J’ai toujours été un passionné de voiture. A la fin de mes études en 2002 j’ai lancé « Flash Info », un serveur vocal permettant aux automobilistes d’être informés de la présence de radars. Très vite le succès a été au rendez-vous ! L’idée m’est rapidement venue d’imaginer des technologies plus modernes comme le GPS et le GSM afin de créer un produit communiquant. Ma rencontre avec Jean-Marc Van Laethem a marqué un véritable tournant ! Nous avons développé un système que nous avons lancé en 2006 : un boîtier inédit, fabriqué en France, ainsi qu’un abonnement en partenariat avec SFR. On peut dire qu’on a créé le premier Smartphone avant l’heure ! Nous avons tout construit de A à Z, Jean-Marc s’occupant de la partie technique, et moi du reste. Les radars se multipliant sur les routes de France à l’époque, nous avons su surfer sur l’actualité et répondre à une vraie demande. Au départ nos acheteurs étaient principalement des aficionados, mais au bout d’un an et demi nous dénombrions 30.000 à 50.000 utilisateurs. Nos produits ont commencé à être référencés et distribués auprès des grandes enseignes et des fabricants automobiles. Nous utilisions deux technologies qui permettaient d’informer un public assez large de la présence de radars, des limitations de vitesse, et de l’état du trafic. Tout ça depuis un garage parisien !

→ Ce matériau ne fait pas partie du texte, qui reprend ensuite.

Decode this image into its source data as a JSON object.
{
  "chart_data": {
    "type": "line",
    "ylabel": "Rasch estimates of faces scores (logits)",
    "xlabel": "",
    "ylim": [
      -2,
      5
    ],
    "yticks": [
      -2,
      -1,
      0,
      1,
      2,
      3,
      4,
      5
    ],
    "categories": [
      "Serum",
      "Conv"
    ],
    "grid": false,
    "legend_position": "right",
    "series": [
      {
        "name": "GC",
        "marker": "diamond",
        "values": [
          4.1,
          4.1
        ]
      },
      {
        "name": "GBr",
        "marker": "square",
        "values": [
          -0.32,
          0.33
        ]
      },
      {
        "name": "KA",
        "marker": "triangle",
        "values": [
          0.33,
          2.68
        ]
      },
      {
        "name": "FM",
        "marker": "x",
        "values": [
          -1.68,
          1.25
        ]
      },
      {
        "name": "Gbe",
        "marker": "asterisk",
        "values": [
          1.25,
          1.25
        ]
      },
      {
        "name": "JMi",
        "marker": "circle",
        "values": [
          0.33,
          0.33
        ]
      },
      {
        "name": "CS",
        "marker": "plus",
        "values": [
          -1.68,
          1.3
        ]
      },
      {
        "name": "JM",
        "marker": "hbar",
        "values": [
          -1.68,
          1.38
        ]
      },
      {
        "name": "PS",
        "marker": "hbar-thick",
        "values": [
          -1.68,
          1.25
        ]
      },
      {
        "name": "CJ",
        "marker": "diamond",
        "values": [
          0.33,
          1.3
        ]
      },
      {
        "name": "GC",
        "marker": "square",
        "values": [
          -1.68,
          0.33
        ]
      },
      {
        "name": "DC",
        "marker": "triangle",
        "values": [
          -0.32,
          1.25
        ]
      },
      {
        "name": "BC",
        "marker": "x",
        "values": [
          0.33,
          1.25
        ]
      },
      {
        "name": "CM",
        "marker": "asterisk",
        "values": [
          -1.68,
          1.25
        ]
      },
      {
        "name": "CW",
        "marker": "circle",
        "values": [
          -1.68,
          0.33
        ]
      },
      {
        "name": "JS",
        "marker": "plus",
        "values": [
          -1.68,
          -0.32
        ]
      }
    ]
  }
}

En 2009 vous prenez le virage du numérique et lancez votre application. Racontez-nous.
Oui, c’est mon associé, Jean-Marc Van Laethem, qui a tout de suite flairé le potentiel de cette nouvelle technologie. Pendant 4 ans nous avons vendu du hardware mais dès 2009, soit à peine un an après la sortie du premier IPhone, l’application COYOTE était disponible sur l’App Store. En un an ce sont plus d’un million d’utilisateurs qui l’ont téléchargée ! Aujourd’hui nous sommes une communauté multi-support : nos interfaces fonctionnent aussi bien sur boîtier que sur Smartphone. Nous avons plus d’une centaine de développeurs qui travaillent tous les jours à l’amélioration de nos contenus pour toujours proposer le meilleur à nos clients. En 8 ans nous sommes passés de 2 à 360 employés.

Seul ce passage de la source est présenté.